A deficiência de BTD é causada por mutações no gene BTD (3p25), resultando na redução ou ausência de atividade da BTD. Esta enzima recicla biotina livre, não ligada a proteínas, que é necessária para vários processos metabólicos dependentes de biotina. Existem mais de 150 mutações do gene BTD conhecidas que causam deficiência de BTD.

A doença é detetada através do rastreio neonatal, quando disponível. Os outros casos são diagnosticados por sinais e sintomas clínicos e confirmados pela demonstração de atividade da BTD deficiente no soro. A análise molecular de mutações no gene BTD também é possível. Os sintomas de deficiência de BTD sobrepõem-se com os de outras doenças metabólicas, incluindo a deficiência de holocarboxilase sintetase (ver este termo), a deficiência de carboxilase isolada, deficiência nutricional de biotina, deficiência de zinco e deficiência de ácidos gordos essenciais.

O diagnóstico pré-natal para as gestações de risco é possível e pode ser realizada por análise enzimática ou por análise de mutação quando a mutação é conhecida. No entanto, por ser uma doença tratável, o teste pré-natal não é considerado pela maioria das famílias.

A deficiência de BTD é transmitida de forma autossómica recessiva. Para pais de crianças afetadas é recomendado aconselhamento genético. Os pais são portadores heterozigóticos assintomáticos obrigatórios. Os irmãos dos doentes com deficiência de BTD devem ser testados para a deficiência, mesmo que não apresentem sintomas.

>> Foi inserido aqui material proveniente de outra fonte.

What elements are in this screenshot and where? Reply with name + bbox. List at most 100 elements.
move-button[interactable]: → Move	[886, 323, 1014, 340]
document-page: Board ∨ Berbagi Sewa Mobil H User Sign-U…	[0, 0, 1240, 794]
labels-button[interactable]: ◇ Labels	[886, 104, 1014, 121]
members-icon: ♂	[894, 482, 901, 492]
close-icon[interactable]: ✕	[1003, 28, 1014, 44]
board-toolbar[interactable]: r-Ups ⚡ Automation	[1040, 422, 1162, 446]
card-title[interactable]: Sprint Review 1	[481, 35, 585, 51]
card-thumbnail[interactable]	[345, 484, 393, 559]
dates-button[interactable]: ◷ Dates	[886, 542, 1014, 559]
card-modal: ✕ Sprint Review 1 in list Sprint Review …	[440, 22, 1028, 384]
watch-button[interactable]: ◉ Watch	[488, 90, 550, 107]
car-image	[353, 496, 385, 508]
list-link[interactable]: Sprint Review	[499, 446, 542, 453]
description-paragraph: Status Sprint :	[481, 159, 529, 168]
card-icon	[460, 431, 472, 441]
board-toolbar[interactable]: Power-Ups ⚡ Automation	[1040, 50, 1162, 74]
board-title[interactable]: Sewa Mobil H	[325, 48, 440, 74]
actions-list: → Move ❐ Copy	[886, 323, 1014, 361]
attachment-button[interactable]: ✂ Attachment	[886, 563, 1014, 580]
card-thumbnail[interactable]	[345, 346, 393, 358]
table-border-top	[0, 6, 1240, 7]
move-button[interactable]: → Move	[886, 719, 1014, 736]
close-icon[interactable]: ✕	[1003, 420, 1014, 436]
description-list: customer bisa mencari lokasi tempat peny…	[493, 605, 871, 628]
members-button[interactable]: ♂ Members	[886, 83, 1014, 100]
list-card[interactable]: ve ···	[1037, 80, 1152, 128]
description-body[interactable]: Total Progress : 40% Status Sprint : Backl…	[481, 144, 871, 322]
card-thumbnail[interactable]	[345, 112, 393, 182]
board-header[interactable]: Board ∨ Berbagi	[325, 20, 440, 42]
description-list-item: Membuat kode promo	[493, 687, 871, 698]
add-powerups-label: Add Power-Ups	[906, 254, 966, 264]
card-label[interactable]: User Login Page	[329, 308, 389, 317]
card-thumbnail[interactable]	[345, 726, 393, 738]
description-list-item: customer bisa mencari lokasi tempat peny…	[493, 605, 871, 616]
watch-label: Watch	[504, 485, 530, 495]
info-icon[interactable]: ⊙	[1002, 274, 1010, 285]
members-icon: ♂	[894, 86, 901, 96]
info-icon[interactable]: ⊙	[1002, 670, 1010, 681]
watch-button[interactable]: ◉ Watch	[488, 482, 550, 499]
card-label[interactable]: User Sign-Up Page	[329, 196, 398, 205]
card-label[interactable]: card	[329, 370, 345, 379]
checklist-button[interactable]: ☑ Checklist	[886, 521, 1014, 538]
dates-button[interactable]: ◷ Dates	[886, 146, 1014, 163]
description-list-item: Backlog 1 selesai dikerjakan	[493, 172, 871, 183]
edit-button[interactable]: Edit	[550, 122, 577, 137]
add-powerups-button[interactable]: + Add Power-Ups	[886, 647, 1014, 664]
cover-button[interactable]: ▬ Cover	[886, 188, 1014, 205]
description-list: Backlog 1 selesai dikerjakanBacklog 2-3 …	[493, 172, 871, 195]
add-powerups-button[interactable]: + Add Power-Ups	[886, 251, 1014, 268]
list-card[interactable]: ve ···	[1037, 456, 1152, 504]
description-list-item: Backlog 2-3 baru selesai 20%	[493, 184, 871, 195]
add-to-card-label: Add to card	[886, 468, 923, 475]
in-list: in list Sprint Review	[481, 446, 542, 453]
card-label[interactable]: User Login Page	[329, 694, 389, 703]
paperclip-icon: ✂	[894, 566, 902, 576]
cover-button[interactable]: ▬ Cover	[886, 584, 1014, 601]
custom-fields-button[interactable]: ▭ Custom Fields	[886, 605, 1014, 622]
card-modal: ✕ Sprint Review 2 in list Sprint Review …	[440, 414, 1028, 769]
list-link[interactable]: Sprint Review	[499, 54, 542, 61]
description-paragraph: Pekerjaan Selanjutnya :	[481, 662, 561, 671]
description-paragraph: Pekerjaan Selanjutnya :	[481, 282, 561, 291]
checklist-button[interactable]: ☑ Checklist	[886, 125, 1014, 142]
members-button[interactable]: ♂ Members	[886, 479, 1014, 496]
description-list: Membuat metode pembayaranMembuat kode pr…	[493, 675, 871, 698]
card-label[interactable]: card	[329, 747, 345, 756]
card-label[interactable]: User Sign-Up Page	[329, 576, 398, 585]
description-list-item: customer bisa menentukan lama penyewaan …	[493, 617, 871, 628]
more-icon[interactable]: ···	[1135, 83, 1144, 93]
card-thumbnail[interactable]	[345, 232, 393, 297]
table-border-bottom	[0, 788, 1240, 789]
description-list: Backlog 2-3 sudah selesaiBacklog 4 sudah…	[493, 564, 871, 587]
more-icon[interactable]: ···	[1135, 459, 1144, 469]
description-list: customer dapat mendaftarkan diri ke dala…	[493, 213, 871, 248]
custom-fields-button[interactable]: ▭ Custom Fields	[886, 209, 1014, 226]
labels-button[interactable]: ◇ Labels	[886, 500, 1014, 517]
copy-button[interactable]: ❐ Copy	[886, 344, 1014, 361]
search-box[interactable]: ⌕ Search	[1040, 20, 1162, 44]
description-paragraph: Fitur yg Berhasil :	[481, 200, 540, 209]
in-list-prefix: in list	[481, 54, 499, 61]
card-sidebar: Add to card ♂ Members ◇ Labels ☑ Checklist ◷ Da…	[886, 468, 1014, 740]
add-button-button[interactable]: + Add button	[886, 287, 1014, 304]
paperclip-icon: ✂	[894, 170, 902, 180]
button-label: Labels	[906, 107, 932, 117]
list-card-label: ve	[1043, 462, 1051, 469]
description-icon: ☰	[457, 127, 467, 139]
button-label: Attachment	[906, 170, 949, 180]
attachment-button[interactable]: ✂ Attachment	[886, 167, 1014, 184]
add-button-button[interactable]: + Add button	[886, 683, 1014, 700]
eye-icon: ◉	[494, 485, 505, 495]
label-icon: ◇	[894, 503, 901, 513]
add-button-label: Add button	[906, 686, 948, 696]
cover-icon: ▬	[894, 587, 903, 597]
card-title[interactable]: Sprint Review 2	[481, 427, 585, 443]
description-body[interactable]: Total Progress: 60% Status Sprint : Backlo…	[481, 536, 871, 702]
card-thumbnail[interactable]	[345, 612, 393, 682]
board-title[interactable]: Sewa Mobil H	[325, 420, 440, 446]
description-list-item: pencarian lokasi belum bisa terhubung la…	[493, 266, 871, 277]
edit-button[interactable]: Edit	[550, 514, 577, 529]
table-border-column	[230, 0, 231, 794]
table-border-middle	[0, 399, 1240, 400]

A suplementação com biotina oral na forma livre, não ligada a proteínas, é o tratamento principal e melhora os sintomas nos doentes sintomáticos, e evita os sintomas naqueles identificados por rastreio neonatal ou antes que os sintomas se desenvolvam. Após a instalação de algumas características, tais como atrofia óptica, surdez, ou atraso no desenvolvimento, elas podem não ser reversíveis com o tratamento com biotina. O tratamento com biotina deve ser mantido ao longo da vida. Não são conhecidos efeitos adversos sérios da terapia com biotina. Os doentes e os seus familiares devem ser alertados sobre a importância da adesão ao tratamento. São recomendadas avaliações periódicas oftalmológicas, neurológicas e metabólicas. Os ovos crus devem ser evitados devido ao seu conteúdo em avidina (substância ligante à biotina), mas a cozedura inativa o efeito de ligação da avidina.

O prognóstico para os indivíduos com deficiência de BTD é muito bom, desde que sejam tratados antes que os sintomas ocorram e sejam cumpridores da terapia com biotina.